I was using the term 'MessageBroker' to represent the abstract messaging service the client is using for message transport/distribution. You are right that nothing prevents an endpoint taking on the roles of both client and 'broker'.

Possibly there is a better term for capturing the messaging role of the endpoint a client is connecting to. Please send suggestions ...

 >Btw, I've heard something about Kaazing providing access to Tibco
 >through the web on top of websockets...
 >
 >>> 3. As for reliability itself, it should be clear what kind of
 >>> error conditions is the protocol meant to handle. Possible
 >>> options:
 >>>
 >>> a. Network failure. If so, how does it differ from simply turning
 >>> off TCP keepalives?
 >>>
 >>> b. Client failure and restart?
 >>>
 >>> c. Server failure and restart?
 >>>
 >>
 >> The reliability elements of MBWS are just the protocol elements that
 >> client and MessageBroker use to jointly create and maintain a
 >> connection abstraction. This shared abstraction exists independent of
 >> MBWS. This allows a connection to be 'carried' over an open-ended
 >> sequence of MBWS sessions. Since connections exist independent of the
 >> network, they survive any form of network failure.
 >
 >This is interesting. Can you give an example of such network failure?

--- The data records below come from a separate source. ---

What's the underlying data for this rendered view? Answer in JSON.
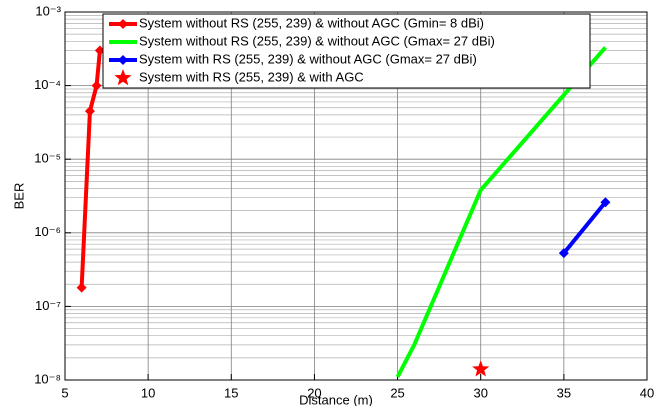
{
  "chart_data": {
    "type": "line",
    "xlabel": "Distance (m)",
    "ylabel": "BER",
    "xlim": [
      5,
      40
    ],
    "xticks": [
      5,
      10,
      15,
      20,
      25,
      30,
      35,
      40
    ],
    "ylim": [
      1e-08,
      0.001
    ],
    "yscale": "log",
    "yticks": [
      {
        "value": 1e-08,
        "label": "10⁻⁸"
      },
      {
        "value": 1e-07,
        "label": "10⁻⁷"
      },
      {
        "value": 1e-06,
        "label": "10⁻⁶"
      },
      {
        "value": 1e-05,
        "label": "10⁻⁵"
      },
      {
        "value": 0.0001,
        "label": "10⁻⁴"
      },
      {
        "value": 0.001,
        "label": "10⁻³"
      }
    ],
    "grid": true,
    "minor_grid": true,
    "legend": "upper left",
    "series": [
      {
        "name": "System without RS (255, 239) & without AGC (Gmin= 8 dBi)",
        "color": "#ff0000",
        "marker": "diamond",
        "x": [
          6,
          6.5,
          6.9,
          7.1
        ],
        "values": [
          1.8e-07,
          4.5e-05,
          0.0001,
          0.0003
        ]
      },
      {
        "name": "System without RS (255, 239) & without AGC (Gmax= 27 dBi)",
        "color": "#00ff00",
        "marker": "none",
        "x": [
          25,
          26,
          30,
          37.5
        ],
        "values": [
          1.1e-08,
          3e-08,
          3.8e-06,
          0.00033
        ]
      },
      {
        "name": "System with RS (255, 239) & without AGC (Gmax= 27 dBi)",
        "color": "#0000ff",
        "marker": "diamond",
        "x": [
          35,
          37.5
        ],
        "values": [
          5.3e-07,
          2.6e-06
        ]
      },
      {
        "name": "System with RS (255, 239) & with AGC",
        "color": "#ff0000",
        "marker": "star",
        "x": [
          30
        ],
        "values": [
          1.4e-08
        ]
      }
    ]
  }
}
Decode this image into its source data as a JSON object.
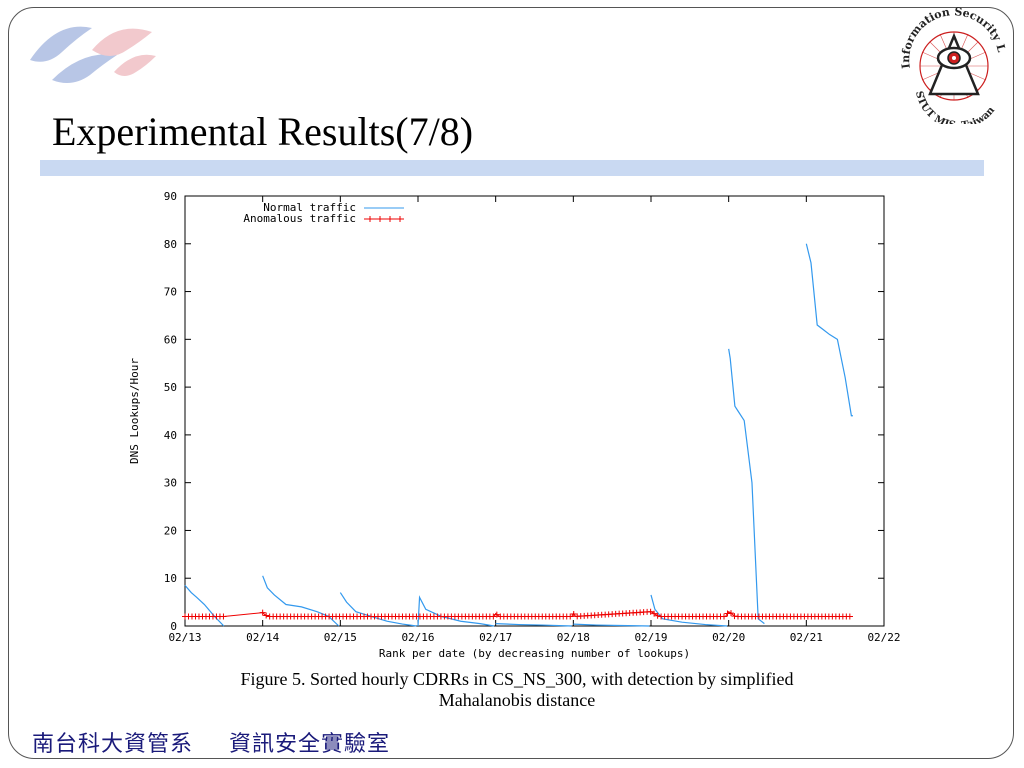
{
  "slide": {
    "title": "Experimental Results(7/8)",
    "caption_line1": "Figure 5. Sorted hourly CDRRs in CS_NS_300, with detection by simplified",
    "caption_line2": "Mahalanobis distance",
    "footer_left": "南台科大資管系",
    "footer_right": "資訊安全實驗室",
    "seal_text": "Information Security Lab.",
    "seal_bottom": "STUT MIS, Taiwan"
  },
  "colors": {
    "accent_bar": "#c9d9f2",
    "normal_series": "#3399ee",
    "anomalous_series": "#ee0000",
    "seal_red": "#cc1f1f"
  },
  "chart_data": {
    "type": "line",
    "xlabel": "Rank per date (by decreasing number of lookups)",
    "ylabel": "DNS Lookups/Hour",
    "x_tick_labels": [
      "02/13",
      "02/14",
      "02/15",
      "02/16",
      "02/17",
      "02/18",
      "02/19",
      "02/20",
      "02/21",
      "02/22"
    ],
    "y_ticks": [
      0,
      10,
      20,
      30,
      40,
      50,
      60,
      70,
      80,
      90
    ],
    "xlim": [
      0,
      9
    ],
    "ylim": [
      0,
      90
    ],
    "legend_position": "top-left",
    "series": [
      {
        "name": "Normal traffic",
        "x": [
          0,
          0.08,
          0.15,
          0.25,
          0.38,
          0.5,
          1.0,
          1.06,
          1.15,
          1.3,
          1.5,
          1.7,
          1.85,
          1.98,
          2.0,
          2.08,
          2.2,
          2.4,
          2.6,
          2.8,
          2.98,
          3.0,
          3.02,
          3.1,
          3.3,
          3.55,
          3.8,
          3.98,
          4.0,
          4.3,
          4.6,
          4.98,
          5.0,
          5.3,
          5.6,
          5.98,
          6.0,
          6.05,
          6.15,
          6.4,
          6.7,
          6.98,
          7.0,
          7.02,
          7.08,
          7.12,
          7.2,
          7.3,
          7.38,
          7.46,
          8.0,
          8.06,
          8.14,
          8.22,
          8.3,
          8.4,
          8.5,
          8.58,
          8.6
        ],
        "y": [
          8.5,
          7,
          6,
          4.5,
          2,
          0,
          10.5,
          8,
          6.5,
          4.5,
          4,
          3,
          2,
          0,
          7,
          5,
          3,
          2,
          1,
          0.4,
          0,
          0,
          6,
          3.5,
          2,
          1,
          0.5,
          0,
          0.5,
          0.3,
          0.2,
          0,
          0.4,
          0.2,
          0.1,
          0,
          6.5,
          3.5,
          1.5,
          0.8,
          0.3,
          0,
          58,
          56,
          46,
          45,
          43,
          30,
          1.5,
          0.5,
          80,
          76,
          63,
          62,
          61,
          60,
          52,
          44,
          44
        ]
      },
      {
        "name": "Anomalous traffic",
        "x": [
          0,
          0.5,
          1.0,
          1.02,
          1.06,
          3.98,
          4.0,
          4.02,
          4.05,
          4.98,
          5.0,
          5.03,
          6.0,
          6.04,
          6.1,
          6.96,
          7.0,
          7.04,
          7.08,
          8.6
        ],
        "y": [
          2,
          2,
          2.8,
          2.5,
          2,
          2,
          2.6,
          2.3,
          2,
          2,
          2.6,
          2,
          3,
          2.6,
          2,
          2,
          3,
          2.6,
          2,
          2
        ]
      }
    ]
  }
}
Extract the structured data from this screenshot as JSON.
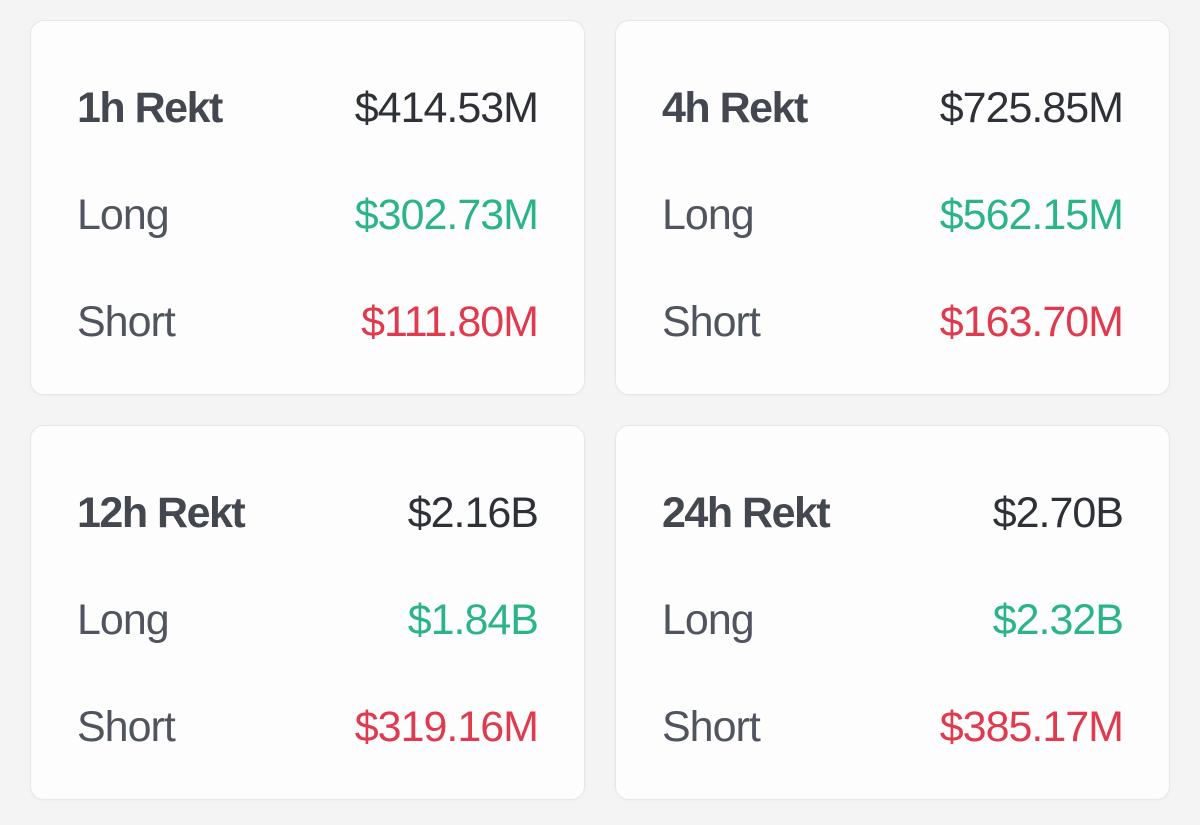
{
  "colors": {
    "pageBg": "#f4f4f5",
    "cardBg": "#fdfdfd",
    "cardBorder": "#e7e7ea",
    "titleText": "#43474f",
    "valueText": "#2e3138",
    "labelText": "#4f545e",
    "green": "#2bb489",
    "red": "#e03a4e"
  },
  "cards": [
    {
      "title": "1h Rekt",
      "total": "$414.53M",
      "rows": [
        {
          "label": "Long",
          "value": "$302.73M"
        },
        {
          "label": "Short",
          "value": "$111.80M"
        }
      ]
    },
    {
      "title": "4h Rekt",
      "total": "$725.85M",
      "rows": [
        {
          "label": "Long",
          "value": "$562.15M"
        },
        {
          "label": "Short",
          "value": "$163.70M"
        }
      ]
    },
    {
      "title": "12h Rekt",
      "total": "$2.16B",
      "rows": [
        {
          "label": "Long",
          "value": "$1.84B"
        },
        {
          "label": "Short",
          "value": "$319.16M"
        }
      ]
    },
    {
      "title": "24h Rekt",
      "total": "$2.70B",
      "rows": [
        {
          "label": "Long",
          "value": "$2.32B"
        },
        {
          "label": "Short",
          "value": "$385.17M"
        }
      ]
    }
  ]
}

Any failure that abnormally terminates a WebSocket session will require resynchronization of the duplex messaging stream for a connection. The session failure could be due to a wide range of issues from hardware problems to TCP timeouts caused by congestion, etc.

In Enterprise messaging, reliable message transport requires what amounts to transport transactions. This adds complexity and overhead. For WebSocket, a stream oriented, message window based resynchronization technique is a better fit. Unlike Enterprise messaging, this distributes the responsibility for reliability equally between client and broker.

 >
 >> The degree to which a connection will or won't survive a
 >> client/MessageBroker failure depends entirely on the ability of the
 >> client/MessageBroker to retain the state needed for it to maintain
 >> the connection across its failure. MBWS does not define how this is
 >> to be done; however, there are many practical ways of doing it. A
 >> client or MessageBroker could fully implement MBWS and only recover
 >> from failed MBWS sessions (i.e. not support connection recovery
 >> across program failures).
 >
 >Ack. The failures of server/client are not addressed in the protocol.
 >You can handle them on top of it though.